According to the statement released by the Rwandan government on Saturday, May 18, 2024, a representative of HRW was refused entry after making a false declaration about the purpose of her visit to an immigration officer. The government emphasized that there has been no contact or agreement between Rwanda and HRW for many years, and thus, HRW is not authorized to operate in Rwanda. The statement further noted that HRW consistently produces biased reports and distorts the reality of the situation in Rwanda, making physical presence unnecessary for their activities.

On May 16, 2024, HRW published a communiqué titled “Rwanda: Une chercheuse de Human Rights Watch interdite d’entrée,” detailing the incident involving Clémentine de Montjoye. HRW stated that she was denied entry upon her arrival at Kigali International Airport on May 13, 2024, with immigration services informing her that she was “not welcome in Rwanda” for unspecified “immigration reasons.” Kenya Airways was instructed to transport her out of the country.

Tirana Hassan, Executive Director of HRW, criticized Rwanda’s actions, stating that the treatment of those investigating human rights abuses reveals the government’s deep hostility toward independent scrutiny. She called on the Rwandan authorities to allow de Montjoye to return and carry out her work without interference.

De Montjoye, who holds both French and British nationality, had informed the Rwandan government of her visit intentions, sending meeting requests to the Ministry of Justice on April 29 and May 7, which went unanswered. She also contacted the President of the National Commission for Human Rights, who was unavailable and did not respond to a proposal for a meeting upon her return to Kigali.
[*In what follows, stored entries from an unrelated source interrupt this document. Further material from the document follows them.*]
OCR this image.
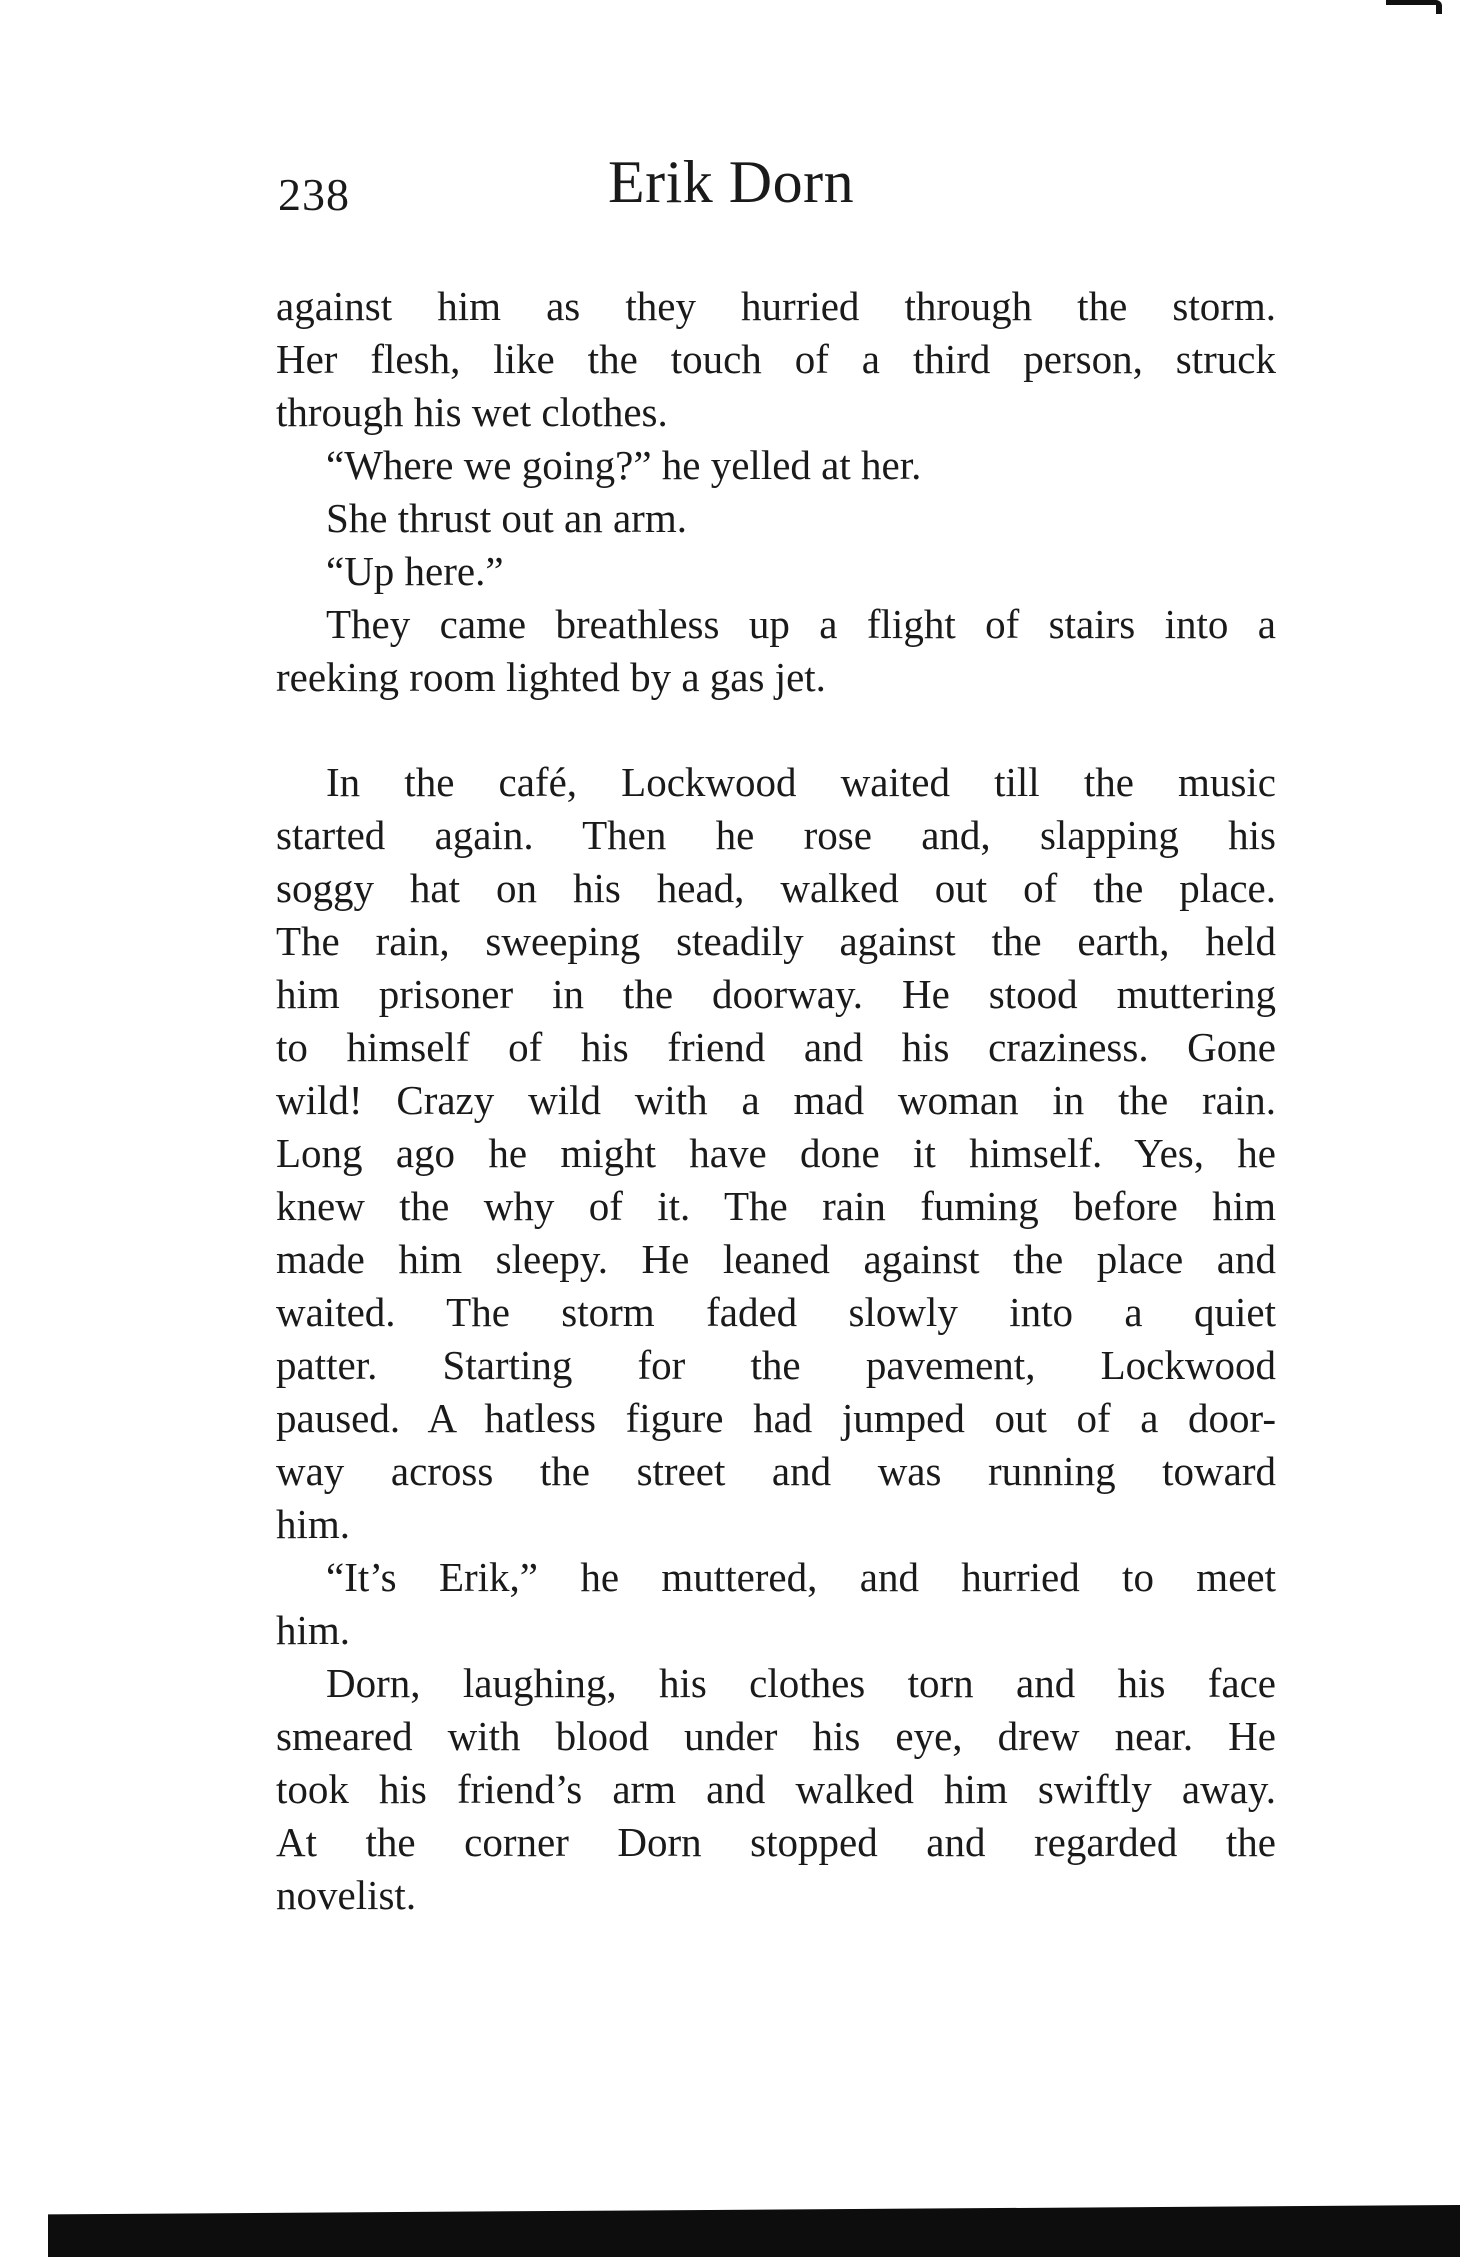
238	Erik Dorn
against him as they hurried through the storm.
Her flesh, like the touch of a third person, struck
through his wet clothes.
“Where we going?” he yelled at her.
She thrust out an arm.
“Up here.”
They came breathless up a flight of stairs into a
reeking room lighted by a gas jet.
In the café, Lockwood waited till the music
started again. Then he rose and, slapping his
soggy hat on his head, walked out of the place.
The rain, sweeping steadily against the earth, held
him prisoner in the doorway. He stood muttering
to himself of his friend and his craziness. Gone
wild! Crazy wild with a mad woman in the rain.
Long ago he might have done it himself. Yes, he
knew the why of it. The rain fuming before him
made him sleepy. He leaned against the place and
waited. The storm faded slowly into a quiet
patter. Starting for the pavement, Lockwood
paused. A hatless figure had jumped out of a door-
way across the street and was running toward
him.
“It’s Erik,” he muttered, and hurried to meet
him.
Dorn, laughing, his clothes torn and his face
smeared with blood under his eye, drew near. He
took his friend’s arm and walked him swiftly away.
At the corner Dorn stopped and regarded the
novelist.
Despite informing the authorities, de Montjoye faced no entry issues during her previous visits in June 2022 and August 2023.

Upon her arrival on May 13, de Montjoye’s passport was confiscated, and she was ordered to return to Nairobi, Kenya, that evening. Her passport was returned with a document stating that her entry was denied for “immigration reasons.”

HRW asserts that this denial is part of a broader government crackdown on human rights ahead of the 2024 general elections. The organization has been researching Rwanda’s human rights situation for over 30 years, documenting various abuses. De Montjoye is the fourth HRW researcher to be barred from entering Rwanda, following similar incidents in 2008, 2010, and 2018. In 2018, a Rwandan consultant for HRW was arbitrarily detained for six days after another HRW researcher was denied entry.

The incident follows the release of a comprehensive HRW report in October 2023, which highlighted Rwanda’s systematic targeting of critics and dissidents beyond its borders. During a parliamentary session discussing this report, a member of the Rwandan Patriotic Front, John Ruku-Rwabyoma, challenged HRW to visit Rwanda without a visa, suggesting that they would see the “real Rwanda” instead of tarnishing its image.

Rwanda has long sought to prevent independent critical examination, barring international journalists, disparaging local activists, and subjecting them to legal harassment. Several journalists and activists have faced suspicious deaths or disappearances.

International scrutiny of Rwanda’s human rights record has intensified, particularly concerning its military involvement in the ongoing conflict in the Democratic Republic of the Congo. Despite this, the UK plans to send asylum seekers to Rwanda, claiming it will ensure independent monitoring of their conditions—a claim contradicted by the denial of entry to human rights investigators like de Montjoye.

HRW remains committed to dialogue with Rwandan authorities and seeks access for its staff to conduct their work. Tirana Hassan stressed the need for the international community to reassess its approach to Rwanda’s deteriorating human rights record and to apply greater pressure on the government to halt its repression.

“The refusal to allow Clémentine de Montjoye entry illustrates the necessity for a stronger international stance on Rwanda’s human rights practices,” Hassan stated. “Blocking a key human rights organization from operating is a blatant attempt to prevent scrutiny of Rwanda’s compliance with its international human rights obligations.”